A retórica como transferência da culpabilidade
RIO
DE JANEIRO (RJ) - O DISCURSO contra os banqueiros é sempre um sucesso de
público - e muitas vezes de crítica - e a presidente da República, Dilma Wana Rousseff
(PT-RS) tem-se dedicado com notável empenho a essa tarefa. O que não deve
surpreender ninguém: os juros cobrados no Brasil, entre os mais altos do mundo,
estão muito além de qualquer padrão aceitável, exceto em momentos excepcionais,
nos países civilizados. Mas foi um tanto surpreendente a escolha dos juros como
tema central de seu pronunciamento na última Segunda-feira, 1º deste Maio, para
comemorar o Dia do Trabalho. Dona Rousseff aproveitou a celebração do
trabalhador brasileiro para cobrar mais uma vez a redução do custo dos
financiamentos, como se fosse essa, neste momento, a ação mais importante para
a criação de empregos e para o aumento do bem-estar dos trabalhadores. Os
bancos brasileiros, disse a presidente da República, são muito sólidos e isso é
bom para o País, mas nada justifica a manutenção de juros tão altos. Ela
exortou o setor bancário, mais uma vez, a seguir o exemplo dos bancos públicos
que atuam no varejo: Caixa Econômica Federal (CEF) e do Banco do Brasil (BB
S/A).
TAL
campanha presidencial diversifica e enriquece o discurso oficial sobre os
grandes entraves ao crescimento econômico e ao desenvolvimento do Brasil.
Durante algum tempo a presidente da República concentrou os ataques num alvo
externo - a política dos bancos centrais do mundo rico, acusados de causar um tsunami monetário. O excesso de dinheiro
emitido na Europa e nos Estados Unidos da América (EUA) é apontado como causa
da valorização do real e da perda de competitividade da indústria brasileira.
ESTA
é uma campanha politicamente interessante, embora inútil do ponto de vista
econômico. Nenhuma autoridade monetária do mundo rico vai mudar sua política
para atender o governo brasileiro. Mas a função principal desse tipo de
retórica não é resolver problemas. É transferir culpas. No caso dos bancos brasileiros,
a capacidade de ação do governo é certamente maior, embora limitada. Além
disso, a opinião pública é sem dúvida mais sensível a esse tipo de discurso do
que à peroração sobre os bancos centrais estrangeiros.
NINGUÉM,
exceto os banqueiros e seus porta-vozes, considera como razoáveis os juros
cobrados no mercado brasileiro.
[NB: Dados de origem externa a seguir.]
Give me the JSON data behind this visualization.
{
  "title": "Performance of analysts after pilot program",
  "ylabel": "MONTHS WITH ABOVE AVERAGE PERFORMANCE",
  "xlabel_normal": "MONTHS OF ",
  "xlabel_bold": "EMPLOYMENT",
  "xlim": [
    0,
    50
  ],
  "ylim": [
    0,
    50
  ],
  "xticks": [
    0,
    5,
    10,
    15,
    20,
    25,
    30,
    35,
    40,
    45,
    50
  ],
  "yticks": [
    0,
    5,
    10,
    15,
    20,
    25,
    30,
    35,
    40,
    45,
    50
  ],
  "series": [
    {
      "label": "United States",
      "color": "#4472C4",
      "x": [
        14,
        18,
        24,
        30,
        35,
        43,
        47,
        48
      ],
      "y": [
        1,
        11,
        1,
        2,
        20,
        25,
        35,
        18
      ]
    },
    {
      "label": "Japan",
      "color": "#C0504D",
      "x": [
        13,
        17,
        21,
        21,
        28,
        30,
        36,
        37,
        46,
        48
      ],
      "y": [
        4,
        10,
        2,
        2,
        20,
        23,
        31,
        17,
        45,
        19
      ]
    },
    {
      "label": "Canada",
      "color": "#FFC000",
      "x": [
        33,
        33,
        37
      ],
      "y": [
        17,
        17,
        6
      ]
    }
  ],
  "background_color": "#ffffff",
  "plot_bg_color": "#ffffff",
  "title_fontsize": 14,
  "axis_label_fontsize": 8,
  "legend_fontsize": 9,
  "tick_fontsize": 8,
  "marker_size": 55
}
As justificativas apresentadas - impostos muito
altos, elevada inadimplência, depósitos compulsórios muito grandes - são
obviamente insuficientes. Afinal, cerca de um terço do spread (a diferença
entre o custo de captação dos bancos e os juros cobrados nos empréstimos)
corresponde ao lucro dos bancos. Esse lucro só é sustentável porque o grau de
concorrência no setor financeiro é muito baixo e as instituições têm enorme poder
na formação de seus preços.
TODOS
esses pontos foram analisados tecnicamente em vários estudos. Daí a decisão do
governo de forçar o aumento da competição por meio dos bancos oficiais. Mas
qual a eficácia real dessa estratégia? Instituições privadas cortaram os juros
de algumas linhas de financiamento, mas muito mais para dar uma satisfação ao
governo e à opinião pública do que para enfrentar, de fato, competidores
estatais. O jogo pode não ter acabado e talvez sejam necessários novos lances
das entidades federais. Até onde poderão avançar sem comprometer a
rentabilidade e sem precisar recorrer ao Tesouro Nacional (TN)?
JUROS
são importantes, mas não são tudo. Dona Rousseff sabe disso e mencionou a
"diminuição equilibrada de impostos"
e o combate à sobrevalorização cambial. Mas o governo pouco tem feito nessas e
em outras áreas muito relevantes para a competitividade da indústria e para a
criação de empregos. Não é preciso insistir na lentidão do Programa de
Aceleração do Crescimento (PAC), nas deficiências da infraestrutura, nas
distorções tributárias, na falta de uma política eficiente de tecnologia e na
baixa qualidade do gasto público. Rousseff prometeu mais de uma vez melhorar a
capacidade gerencial da administração federal. Ficou na promessa.
TAIS
campanhas contra o tsunami monetário e os juros altos no Brasil seriam mais
dignas de crédito se fossem precedidas de ações sérias para a solução de
problemas da alçada direta do governo. Sem isso, a retórica da presidente da
República Federativa do Brasil não se distancia muito das perorações habituais
de sua congênere argentina Cristina Fernándes Kirchner.